Intel also revealed that Aurora will start running generative AI workloads on a number of workloads. Aurora GPT’s large language model is scientifically oriented, with his 1 trillion parameters based on Megatron and DeepSpeed. Intel provided the following summary of the project.
“These scientific generative AI models are trained on general text, code, scientific text, and structured scientific data from biology, chemistry, materials science, physics, medicine, and other sources. The resulting model, which contains a trillion parameters, will open new and interesting experiments in molecular and materials design, systems biology, polymer chemistry and energy materials, climate science, and cosmology. It is used in a variety of scientific applications, from synthesizing knowledge across millions of sources suggesting accelerated identification of biological processes associated with cancer and other diseases and suggested targets for drug discovery. It is used for
Intel also published some benchmarks from the Sunspot system, a smaller two-rack version of Aurora with a total of 128 nodes. Intel compared Sunspot’s performance to estimated numbers representing a “similarly sized” Polaris supercomputer with Nvidia A100 GPUs and a Crusher supercomputer with AMD’s MI250X GPUs. Unfortunately, Intel doesn’t provide test notes or details for these configurations, so take the results with a grain of salt.

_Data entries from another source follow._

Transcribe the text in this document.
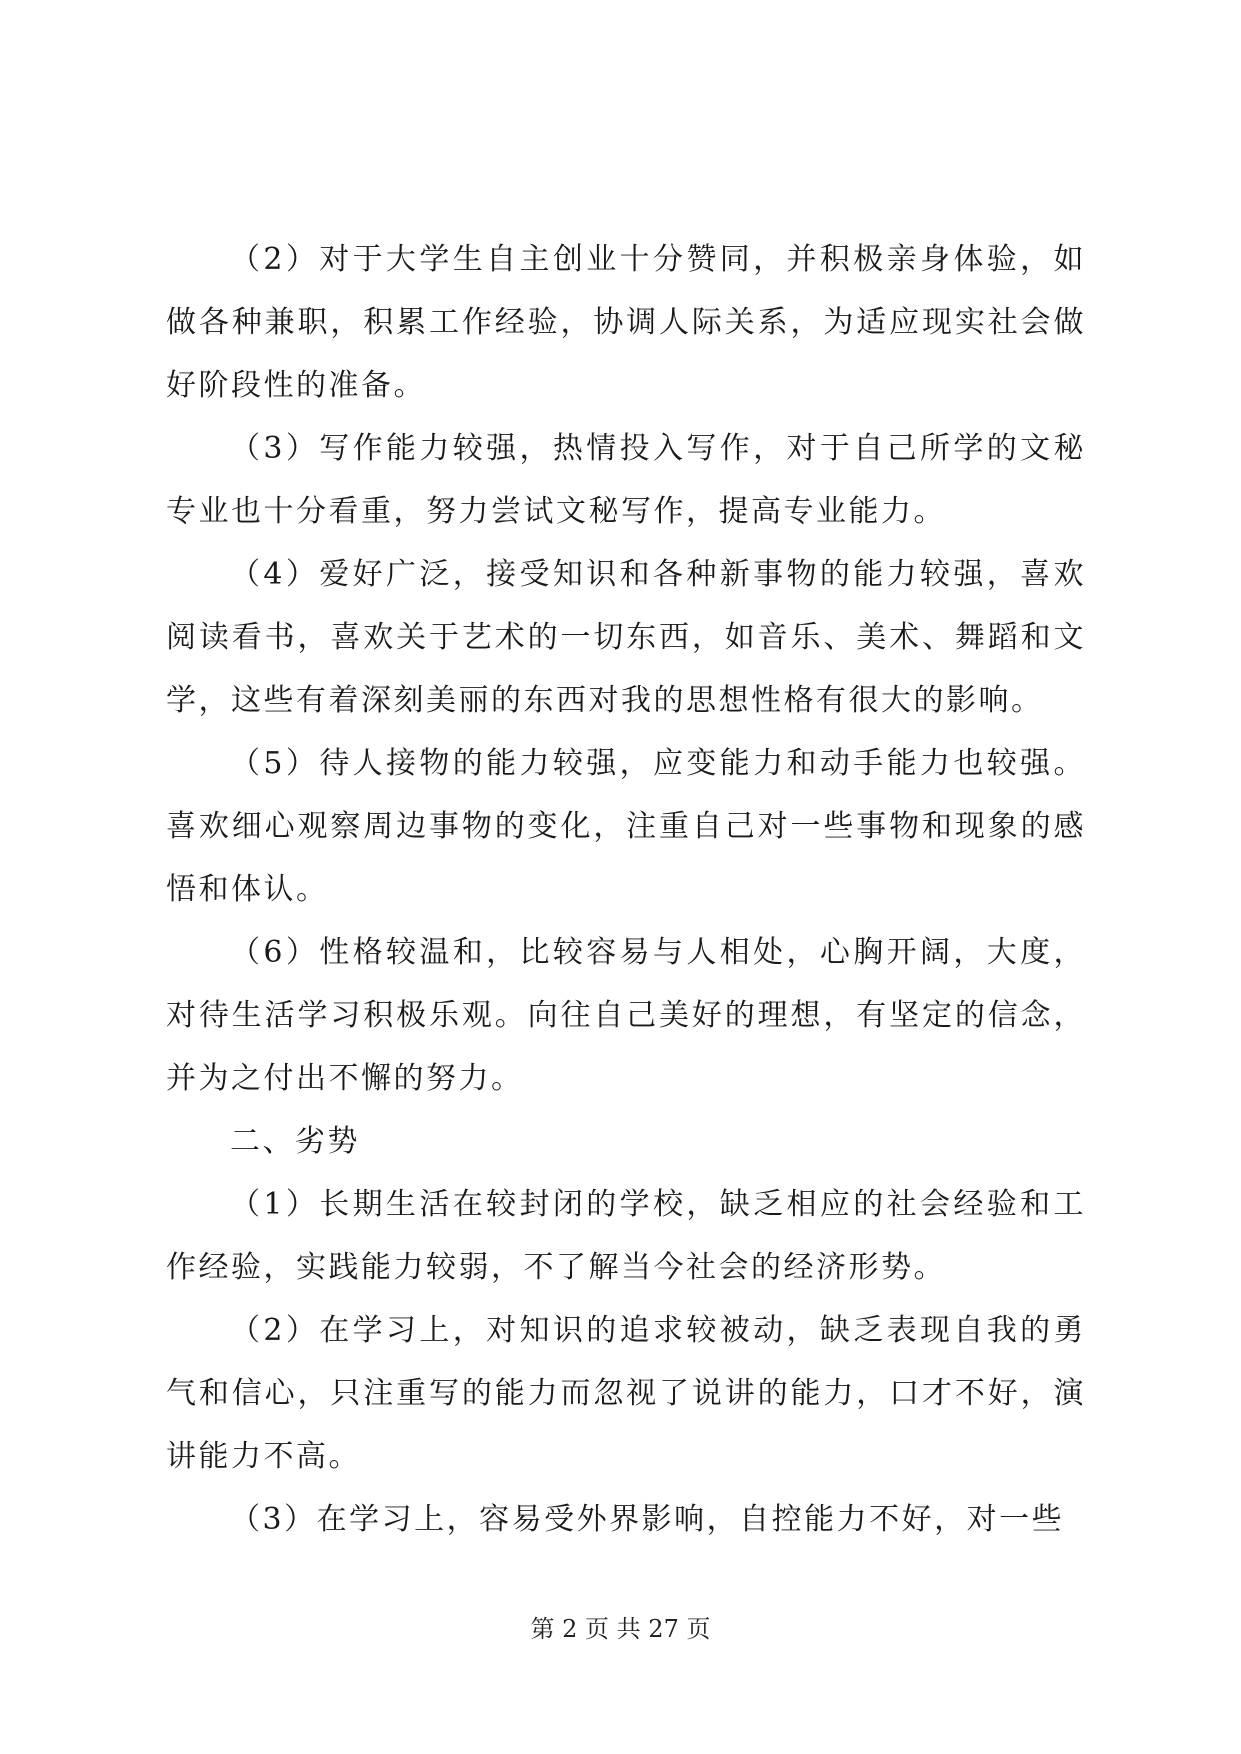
（2）对于大学生自主创业十分赞同，并积极亲身体验，如做各种兼职，积累工作经验，协调人际关系，为适应现实社会做好阶段性的准备。

（3）写作能力较强，热情投入写作，对于自己所学的文秘专业也十分看重，努力尝试文秘写作，提高专业能力。

（4）爱好广泛，接受知识和各种新事物的能力较强，喜欢阅读看书，喜欢关于艺术的一切东西，如音乐、美术、舞蹈和文学，这些有着深刻美丽的东西对我的思想性格有很大的影响。

（5）待人接物的能力较强，应变能力和动手能力也较强。喜欢细心观察周边事物的变化，注重自己对一些事物和现象的感悟和体认。

（6）性格较温和，比较容易与人相处，心胸开阔，大度，对待生活学习积极乐观。向往自己美好的理想，有坚定的信念，并为之付出不懈的努力。

二、劣势

（1）长期生活在较封闭的学校，缺乏相应的社会经验和工作经验，实践能力较弱，不了解当今社会的经济形势。

（2）在学习上，对知识的追求较被动，缺乏表现自我的勇气和信心，只注重写的能力而忽视了说讲的能力，口才不好，演讲能力不高。

（3）在学习上，容易受外界影响，自控能力不好，对一些

第 2 页 共 27 页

In a single-node test of the Reactor Prediction workload, Intel claims its system is 45% faster than Nvidia’s competitor and 12% faster than an AMD system. Turning to scalability metrics, Intel puts the total number of GPUs used in the test system at 96 GPUs (AMD and Nvidia nodes have 4 GPUs each, compared to 6 GPUs per node on Intel systems). ), Sunspot claims to deliver more than twice the performance. Performance on both AMD and Nvidia systems on Monte Carlo workloads. For 90 nodes of the NWChemEx workload, Intel claims it is 72% faster than his Nvidia-powered Solaris system with 90 nodes.
The Aurora supercomputer was first announced in 2015, with a projected completion date of 2018. At the time, the system was designed to use the later canceled Knights Hill processor. Since then, the system has been redesigned and rescheduled many times, with the new Aurora announced in 2019 and expected to deliver 1 exaflops of performance in 2021. Yet another rescheduling for late 2021 claimed he would provide 2 exaflops when the system was complete. It is scheduled for later this year.
The long and winding road continues, but it seems that the end is finally in sight. Intel has said that it will be providing all his Xeon Max processors to complete the system soon and plans to submit the first Top 500 benchmarks with the system completed by the end of the year.